The company’s management strategy is changing with time. Intel now prefers to focus on a product range targeting other market segments, some of which would be cloud, data center, Internet of Things (IoT) and virtual reality (VR).

Notably, during the Intel Developer Forum (IDF) 2016, Intel focused on all of these important aspects. Its focus on the virtual reality (VR) headset indicates a bet on VR capabilities being the next big thing driving chip growth for PCs. This is because since VR is a computationally intensive exercise, it will favor chip sales. 

To that end, it announced Project Alloy, a reference design for cordless headgear that merges the AR and VR worlds and runs on Microsoft’s (MSFT - Free Report) Windows Holographic OS. Alloy’s design will be open sourced sometime next year when Holographic will also be offered to all Windows PCs.

As the VR market is still nascent and has huge potential, Intel wants to bring itself to the forefront of this technological revolution, and Project Alloy could be a first-class ticket to the show.

Also, Intel announced Knights Mill to target the artificial intelligence (AI) segment. Notably, AI uses neural networks resembling the way the human brain processes information. The Xeon Phi chip, which is not a successor of the current generation Phi but a different grade, offers low-precision calculation that works well when used in a bunch to make decisions in neural networks.

Moreover, Intel’s increasing market share in the data center and cloud markets continues to be one of its biggest draws in the investment world. Intel has made advancements in this area and offers integrated solutions that will likely be competitive on a cost per watt basis. The company’s investments in FPGA (which dramatically increases performances at very low power) for acceleration and memory to reduce latency and increase speeds are helping it develop custom solutions for big players.

We continue to believe that the Intel’s momentum is unstoppable, with a long-term EPS growth estimate of 7.4%. As a result, Intel carries a Zacks Rank #2.
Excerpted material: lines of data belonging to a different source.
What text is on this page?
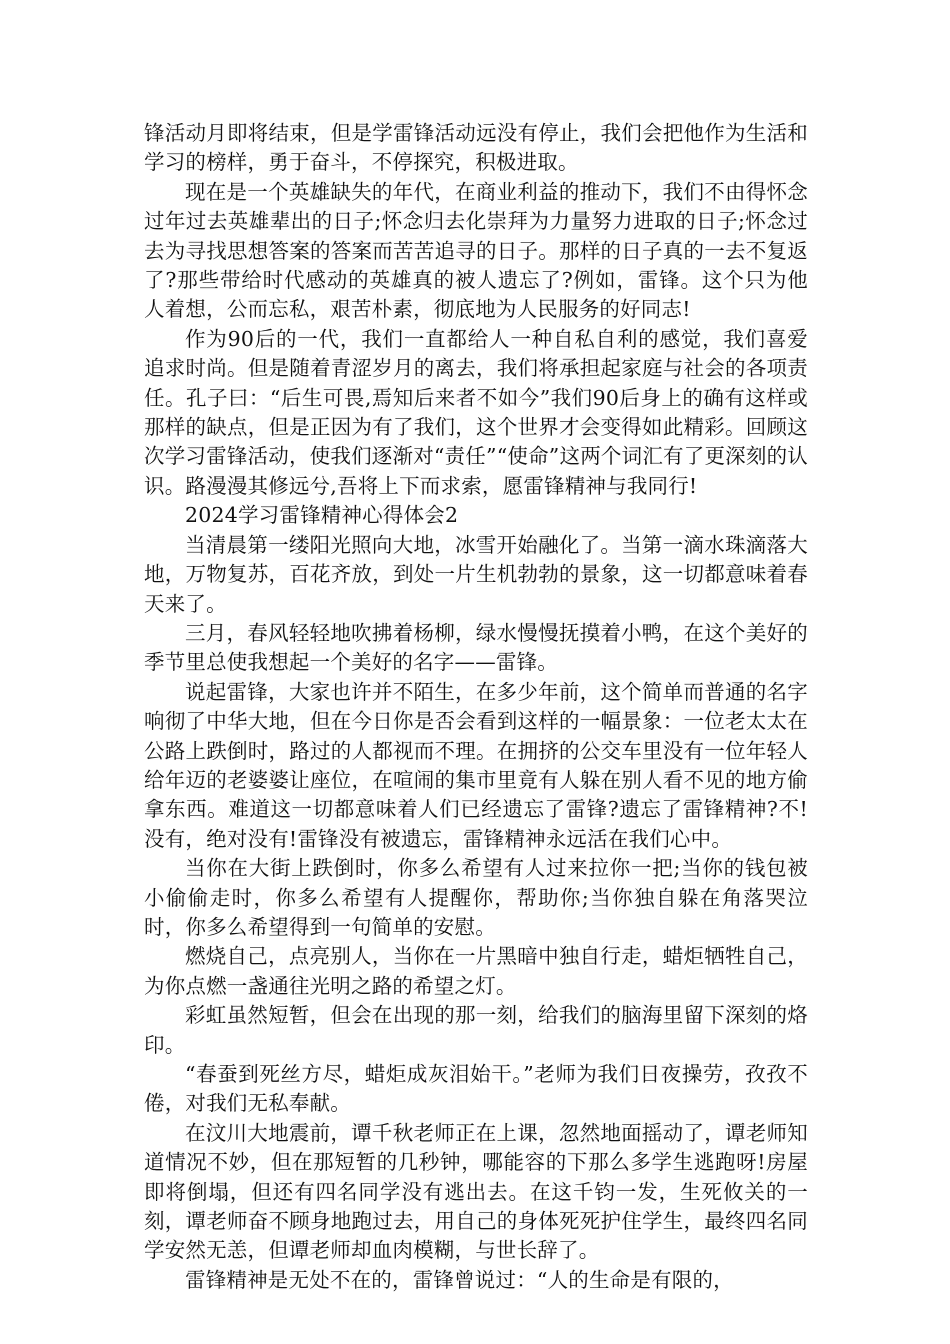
锋活动月即将结束，但是学雷锋活动远没有停止，我们会把他作为生活和学习的榜样，勇于奋斗，不停探究，积极进取。

现在是一个英雄缺失的年代，在商业利益的推动下，我们不由得怀念过年过去英雄辈出的日子;怀念归去化崇拜为力量努力进取的日子;怀念过去为寻找思想答案的答案而苦苦追寻的日子。那样的日子真的一去不复返了?那些带给时代感动的英雄真的被人遗忘了?例如，雷锋。这个只为他人着想，公而忘私，艰苦朴素，彻底地为人民服务的好同志!

作为90后的一代，我们一直都给人一种自私自利的感觉，我们喜爱追求时尚。但是随着青涩岁月的离去，我们将承担起家庭与社会的各项责任。孔子曰：“后生可畏,焉知后来者不如今”我们90后身上的确有这样或那样的缺点，但是正因为有了我们，这个世界才会变得如此精彩。回顾这次学习雷锋活动，使我们逐渐对“责任”“使命”这两个词汇有了更深刻的认识。路漫漫其修远兮,吾将上下而求索，愿雷锋精神与我同行!

2024学习雷锋精神心得体会2

当清晨第一缕阳光照向大地，冰雪开始融化了。当第一滴水珠滴落大地，万物复苏，百花齐放，到处一片生机勃勃的景象，这一切都意味着春天来了。

三月，春风轻轻地吹拂着杨柳，绿水慢慢抚摸着小鸭，在这个美好的季节里总使我想起一个美好的名字——雷锋。

说起雷锋，大家也许并不陌生，在多少年前，这个简单而普通的名字响彻了中华大地，但在今日你是否会看到这样的一幅景象：一位老太太在公路上跌倒时，路过的人都视而不理。在拥挤的公交车里没有一位年轻人给年迈的老婆婆让座位，在喧闹的集市里竟有人躲在别人看不见的地方偷拿东西。难道这一切都意味着人们已经遗忘了雷锋?遗忘了雷锋精神?不!没有，绝对没有!雷锋没有被遗忘，雷锋精神永远活在我们心中。

当你在大街上跌倒时，你多么希望有人过来拉你一把;当你的钱包被小偷偷走时，你多么希望有人提醒你，帮助你;当你独自躲在角落哭泣时，你多么希望得到一句简单的安慰。

燃烧自己，点亮别人，当你在一片黑暗中独自行走，蜡炬牺牲自己，为你点燃一盏通往光明之路的希望之灯。

彩虹虽然短暂，但会在出现的那一刻，给我们的脑海里留下深刻的烙印。

“春蚕到死丝方尽，蜡炬成灰泪始干。”老师为我们日夜操劳，孜孜不倦，对我们无私奉献。

在汶川大地震前，谭千秋老师正在上课，忽然地面摇动了，谭老师知道情况不妙，但在那短暂的几秒钟，哪能容的下那么多学生逃跑呀!房屋即将倒塌，但还有四名同学没有逃出去。在这千钧一发，生死攸关的一刻，谭老师奋不顾身地跑过去，用自己的身体死死护住学生，最终四名同学安然无恙，但谭老师却血肉模糊，与世长辞了。

雷锋精神是无处不在的，雷锋曾说过：“人的生命是有限的，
Moreover, the stock’s low forward P/E valuation of 14.1x compared with the industry average of 17.6x, implies that the stock has huge growth potential for days to come.

Bottom Line

These two stocks have grabbed the spotlight with striking performances on the back of solid earnings results and strong growth projections. Keeping this in mind, we believe that investing in either would yield strong returns for your portfolio in the short term.